Monika Kruse, Produzentin, Labelbetreiberin und eine der ersten international erfolgreichen Techno-DJs Deutschlands, umschrieb es kürzlich so: Zu viele DJs würden wegen ihres Social-Media-Contents erfolgreich sein, nicht wegen ihrer Musik. Aber damit meint sie natürlich nicht nur Bossi. Sondern eine ganze Reihe von jüngeren Acts, die verstanden haben, dass man sich auch im Internet verkauft, spätestens seit sich die neue Generation Feiernder während der Pandemie Musik, Tanzen und Party aus dem Netz holte. Da war Stella Bossi ganz vorn mit dabei. Genauso wie bei der Fetisch-Mode, den härter gewordenen Beats oder den 90er-Hits, die sie als Edits veröffentlicht.
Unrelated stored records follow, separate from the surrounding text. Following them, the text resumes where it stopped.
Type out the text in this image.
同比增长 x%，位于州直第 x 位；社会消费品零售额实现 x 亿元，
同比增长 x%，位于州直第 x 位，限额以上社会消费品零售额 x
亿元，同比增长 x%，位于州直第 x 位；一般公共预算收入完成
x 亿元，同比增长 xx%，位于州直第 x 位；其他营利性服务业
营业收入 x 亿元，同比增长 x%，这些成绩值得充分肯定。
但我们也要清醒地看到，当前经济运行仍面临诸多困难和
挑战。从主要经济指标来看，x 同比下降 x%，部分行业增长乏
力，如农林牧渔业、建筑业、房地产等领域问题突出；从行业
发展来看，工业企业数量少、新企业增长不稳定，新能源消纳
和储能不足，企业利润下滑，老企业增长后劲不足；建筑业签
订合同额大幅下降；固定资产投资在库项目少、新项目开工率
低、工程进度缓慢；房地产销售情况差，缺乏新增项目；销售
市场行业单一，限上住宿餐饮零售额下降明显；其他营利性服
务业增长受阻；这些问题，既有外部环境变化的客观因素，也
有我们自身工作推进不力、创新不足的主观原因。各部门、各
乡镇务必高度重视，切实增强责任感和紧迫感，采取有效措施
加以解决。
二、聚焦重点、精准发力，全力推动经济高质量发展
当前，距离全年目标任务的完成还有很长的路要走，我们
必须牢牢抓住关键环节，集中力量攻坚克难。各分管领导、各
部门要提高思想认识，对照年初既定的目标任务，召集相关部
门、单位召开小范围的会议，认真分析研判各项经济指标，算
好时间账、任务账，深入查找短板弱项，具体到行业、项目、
„Jeder, der eine gewisse Reichweite hat, ist auch Influencer, und egal in welchem Genre man arbeitet, soziale Medien können dein Business befeuern. Muss man eben für sich nutzen. Aber ja, Segen und Fluch, diese Social Media.“ Die Welt sei kompliziert, sie versuche, ihr Leben zu leben und gute Laune zu verbreiten – online wie offline. „Ich habe eben nicht diese eine Schublade für mein Tun.“

Machtspiel im Hintergrund

Und dann gab es noch diesen kleinen Skandal. Stella Bossi habe einen DJ, der vor ihr spielte, respektlos von der Bühne geworfen, heißt es auf TikTok. Der Hass wächst. Bossi entschuldigt sich. Doch vielleicht hat sie sich auch einfach nur nicht kleingemacht? Wer mal auf einer Bühne aufgelegt hat, weiß, zu welchen Machtdemonstrationen es bei den Übergängen der Acts kommt.

Es wirkt, als würde Bossi Strukturen in der Szene aufbrechen. Bewusst? „Ich nehme mich nicht zu ernst und passe mich ungern an. Zwei Dinge, die so nicht im ‚großen Buch des Techno‘ stehen“, sagt sie. Und hat sie damit Erfolg? „Mittlerweile trauen sich mehr und mehr Techno-DJs auch so richtig zu tanzen“, sagt sie und grinst. Und mit ihr grinst der Zeitgeist.